The Cold War produced a logic of zero-sum competition that America won, and then never escaped. The wall came down in 1989. The threat assessment barely changed. The military-industrial complex that Eisenhower warned about in 1961 had too much invested in the architecture of permanent threat to let a little thing like the end of the Cold War dissolve it.
But the world has changed faster than Washington’s imagination. Climate change does not care about NATO. Pandemics do not respect sanctions. Artificial intelligence will be shaped by whoever builds the most collaborative international frameworks, not whoever has the most submarines. The challenges of the 21st century are irreducibly global. They require partners, not subjects.

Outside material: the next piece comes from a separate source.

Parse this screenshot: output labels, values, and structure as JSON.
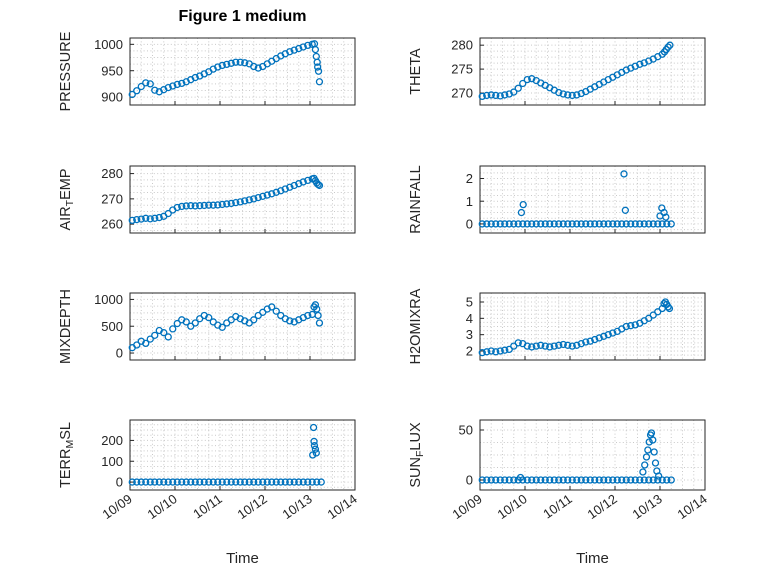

A Different Kind of American Greatness
America is great at many things. It produces extraordinary science, extraordinary art, and extraordinary entrepreneurship. Its founding ideals, flawed in practice, luminous in aspiration, still move people around the world. When an American president stands before the United Nations and speaks of human dignity, people still lean in. That is not nothing. That is, in fact, everything.
The question is whether that country, the America of ideas, of generosity, and of genuine democratic possibility, will reclaim its foreign policy from the America of bases, contractors, and threat assessments. Whether it will choose to be admired rather than feared. Whether it understands, finally, that the most powerful nation in history does not need to be afraid of the playground.
It built a playground. It can rebuild it. Better this time. For everyone.
The world does not ask America to be weak. It asks America to be wise. There is a difference, and it is time the annual threat assessment came with a companion document: an annual opportunity assessment. What could the United States build, heal, and share, if it chose to lead with its best self rather than its most frightened one?
The biggest kid on the playground does not need to be afraid.
But first, the biggest kid has to stop making the playground dangerous.